LP vs. LLC: Key Differences

  • An LLC offers all members limited liability protection. An LP has one general partner with unlimited liability and limited partners with limited liability.
  • LP advantages include limited liability for limited partners and attracting passive investors. LPs must have a general partner to manage the business. An LLC offers more flexibility in management and ownership structure than an LP.

When to Choose an LP over an LLC

  • Why would you choose an LP over an LLC? An LP might be better if: You want passive investors; You already have an LLC that will serve as the general partner; You are not concerned about the liability of the general partner.

Special Considerations for LPs and LLCs

  • For special purpose vehicles, LPs may not be recognized overseas. If you serve such countries, LLCs are better. The SPV can be a private equity or venture capital fund with rights. Access to the SPV is an investment strategy. LP investors get additional deal flow with potential outsize returns.
  • Investors looking to be passive can choose LPs. But an LLC can also do that by giving control to a manager.

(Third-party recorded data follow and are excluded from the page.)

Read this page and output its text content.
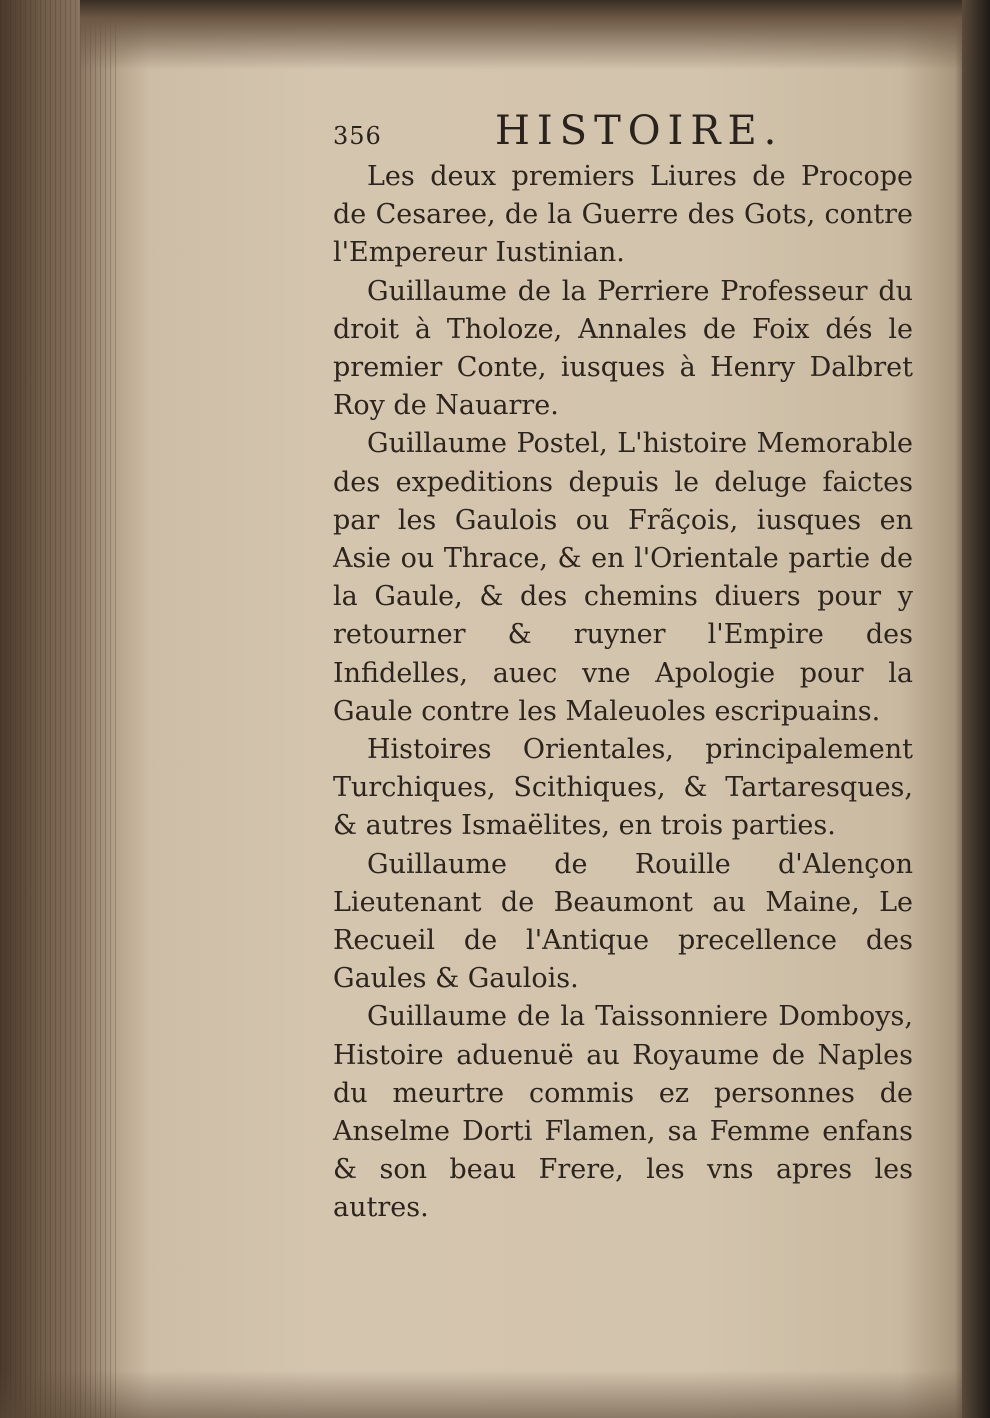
356	HISTOIRE.

Les deux premiers Liures de Procope de Cesaree, de la Guerre des Gots, contre l'Empereur Iustinian.

Guillaume de la Perriere Professeur du droit à Tholoze, Annales de Foix dés le premier Conte, iusques à Henry Dalbret Roy de Nauarre.

Guillaume Postel, L'histoire Memorable des expeditions depuis le deluge faictes par les Gaulois ou Frãçois, iusques en Asie ou Thrace, & en l'Orientale partie de la Gaule, & des chemins diuers pour y retourner & ruyner l'Empire des Infidelles, auec vne Apologie pour la Gaule contre les Maleuoles escripuains.

Histoires Orientales, principalement Turchiques, Scithiques, & Tartaresques, & autres Ismaëlites, en trois parties.

Guillaume de Rouille d'Alençon Lieutenant de Beaumont au Maine, Le Recueil de l'Antique precellence des Gaules & Gaulois.

Guillaume de la Taissonniere Domboys, Histoire aduenuë au Royaume de Naples du meurtre commis ez personnes de Anselme Dorti Flamen, sa Femme enfans & son beau Frere, les vns apres les autres.
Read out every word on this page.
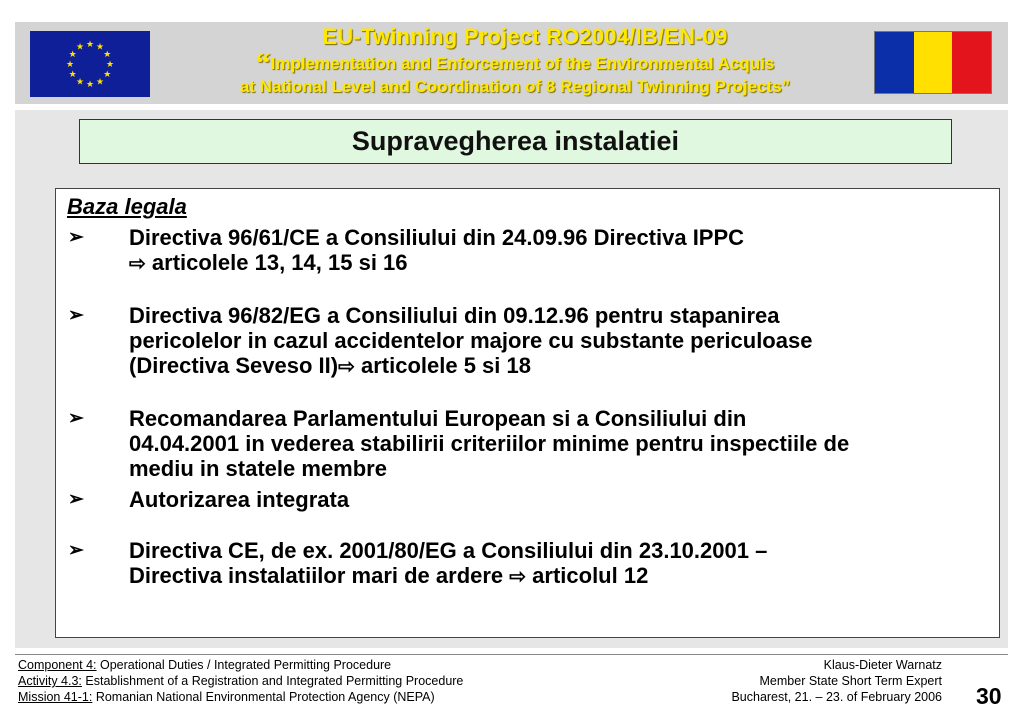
★ ★
★
★
★
★
★
★
★
★
★
★	EU-Twinning Project RO2004/IB/EN-09
“Implementation and Enforcement of the Environmental Acquis
at National Level and Coordination of 8 Regional Twinning Projects”
Supravegherea instalatiei
Baza legala
➢ Directiva 96/61/CE a Consiliului din 24.09.96 Directiva IPPC
⇨ articolele 13, 14, 15 si 16
➢ Directiva 96/82/EG a Consiliului din 09.12.96 pentru stapanirea
pericolelor in cazul accidentelor majore cu substante periculoase
(Directiva Seveso II)⇨ articolele 5 si 18
➢ Recomandarea Parlamentului European si a Consiliului din
04.04.2001 in vederea stabilirii criteriilor minime pentru inspectiile de
mediu in statele membre
➢ Autorizarea integrata
➢ Directiva CE, de ex. 2001/80/EG a Consiliului din 23.10.2001 –
Directiva instalatiilor mari de ardere ⇨ articolul 12
Component 4: Operational Duties / Integrated Permitting Procedure
Activity 4.3: Establishment of a Registration and Integrated Permitting Procedure
Mission 41-1: Romanian National Environmental Protection Agency (NEPA)
Klaus-Dieter Warnatz
Member State Short Term Expert
Bucharest, 21. – 23. of February 2006 30
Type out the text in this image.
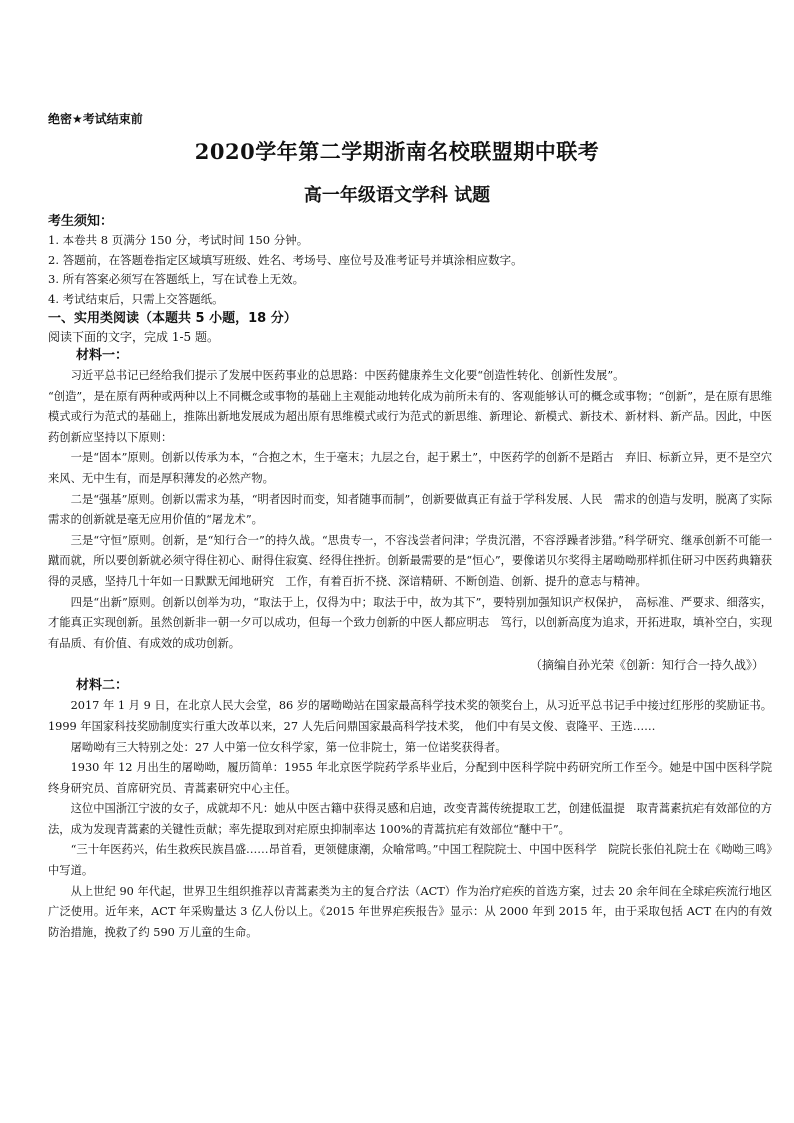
绝密★考试结束前
2020学年第二学期浙南名校联盟期中联考
高一年级语文学科 试题
考生须知：
1. 本卷共 8 页满分 150 分，考试时间 150 分钟。
2. 答题前，在答题卷指定区域填写班级、姓名、考场号、座位号及准考证号并填涂相应数字。
3. 所有答案必须写在答题纸上，写在试卷上无效。
4. 考试结束后，只需上交答题纸。
一、实用类阅读（本题共 5 小题，18 分）
阅读下面的文字，完成 1-5 题。
材料一：

习近平总书记已经给我们提示了发展中医药事业的总思路：中医药健康养生文化要“创造性转化、创新性发展”。

“创造”，是在原有两种或两种以上不同概念或事物的基础上主观能动地转化成为前所未有的、客观能够认可的概念或事物；“创新”，是在原有思维模式或行为范式的基础上，推陈出新地发展成为超出原有思维模式或行为范式的新思维、新理论、新模式、新技术、新材料、新产品。因此，中医药创新应坚持以下原则：

一是“固本”原则。创新以传承为本，“合抱之木，生于毫末；九层之台，起于累土”，中医药学的创新不是蹈古　弃旧、标新立异，更不是空穴来风、无中生有，而是厚积薄发的必然产物。

二是“强基”原则。创新以需求为基，“明者因时而变，知者随事而制”，创新要做真正有益于学科发展、人民　需求的创造与发明，脱离了实际需求的创新就是毫无应用价值的“屠龙术”。

三是“守恒”原则。创新，是“知行合一”的持久战。“思贵专一，不容浅尝者问津；学贵沉潜，不容浮躁者涉猎。”科学研究、继承创新不可能一蹴而就，所以要创新就必须守得住初心、耐得住寂寞、经得住挫折。创新最需要的是“恒心”，要像诺贝尔奖得主屠呦呦那样抓住研习中医药典籍获得的灵感，坚持几十年如一日默默无闻地研究　工作，有着百折不挠、深谙精研、不断创造、创新、提升的意志与精神。

四是“出新”原则。创新以创举为功，“取法于上，仅得为中；取法于中，故为其下”，要特别加强知识产权保护，　高标准、严要求、细落实，才能真正实现创新。虽然创新非一朝一夕可以成功，但每一个致力创新的中医人都应明志　笃行，以创新高度为追求，开拓进取，填补空白，实现有品质、有价值、有成效的成功创新。

（摘编自孙光荣《创新：知行合一持久战》）
材料二：

2017 年 1 月 9 日，在北京人民大会堂，86 岁的屠呦呦站在国家最高科学技术奖的领奖台上，从习近平总书记手中接过红彤彤的奖励证书。1999 年国家科技奖励制度实行重大改革以来，27 人先后问鼎国家最高科学技术奖， 他们中有吴文俊、袁隆平、王选……

屠呦呦有三大特别之处：27 人中第一位女科学家，第一位非院士，第一位诺奖获得者。

1930 年 12 月出生的屠呦呦，履历简单：1955 年北京医学院药学系毕业后，分配到中医科学院中药研究所工作至今。她是中国中医科学院终身研究员、首席研究员、青蒿素研究中心主任。

这位中国浙江宁波的女子，成就却不凡：她从中医古籍中获得灵感和启迪，改变青蒿传统提取工艺，创建低温提　取青蒿素抗疟有效部位的方法，成为发现青蒿素的关键性贡献；率先提取到对疟原虫抑制率达 100%的青蒿抗疟有效部位“醚中干”。

“三十年医药兴，佑生救疾民族昌盛……昂首看，更领健康潮，众喻常鸣。”中国工程院院士、中国中医科学　院院长张伯礼院士在《呦呦三鸣》中写道。

从上世纪 90 年代起，世界卫生组织推荐以青蒿素类为主的复合疗法（ACT）作为治疗疟疾的首选方案，过去 20 余年间在全球疟疾流行地区广泛使用。近年来，ACT 年采购量达 3 亿人份以上。《2015 年世界疟疾报告》显示：从 2000 年到 2015 年，由于采取包括 ACT 在内的有效防治措施，挽救了约 590 万儿童的生命。
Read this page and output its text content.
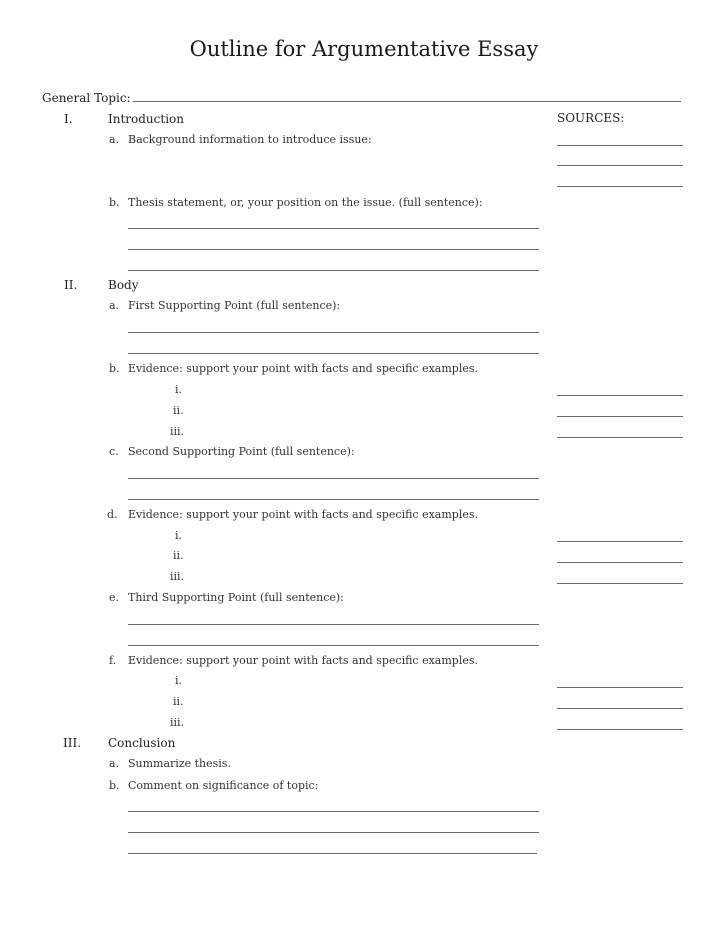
Outline for Argumentative Essay
General Topic:
I.	Introduction	SOURCES:
a. Background information to introduce issue:
b. Thesis statement, or, your position on the issue. (full sentence):
II.	Body
a. First Supporting Point (full sentence):
b. Evidence: support your point with facts and specific examples.
i.
ii.
iii.
c. Second Supporting Point (full sentence):
d. Evidence: support your point with facts and specific examples.
i.
ii.
iii.
e. Third Supporting Point (full sentence):
f. Evidence: support your point with facts and specific examples.
i.
ii.
iii.
III. Conclusion
a. Summarize thesis.
b. Comment on significance of topic:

Distinguishing Factors: LLCs vs. LPs

  • Since 1981, Harvard Business Services has helped form over 300,000 businesses. We’re here to help you form your Delaware LLC or LP. Give us a call or chat to get started.
  • An LLC offers tax flexibility and operational efficiency. An LLP combines LLC advantages with a limited partnership. An LP has silent partners with one general partner in charge. Yes, an LLC can operate as a partner in a partnership, protecting partners from liability risks.

Investor Preferences in LLCs vs. LPs

  • Why might an investor prefer to become a member of an LLC rather than a limited partner in a limited partnership? A limited partnership has general and limited partners with different liabilities. An LP must have at least one of each. A limited partner’s liability is limited to their capital investment.
  • Investors in an LLC or LP can dictate desired terms like voting rights. Delaware laws provide default governance if operating agreements are silent. Both LLCs and LPs enable pass-through taxation.

Final Considerations for Choosing Between LPs and LLCs

  • Key differences between LLCs and LPs include flexibility, personal liability, taxation, and popularity. LLCs accommodate more owners and management structures than LPs. LLC members have limited liability while general partners in LPs can be personally liable. Single-member LLCs are taxed differently than multi-member LLCs and LPs. LLCs are much more widely used than LPs.
  • Consider liability protection needs, ownership and management preferences, taxation, and compliance requirements when deciding between an LLC and LP. Consult an attorney to determine the best fit.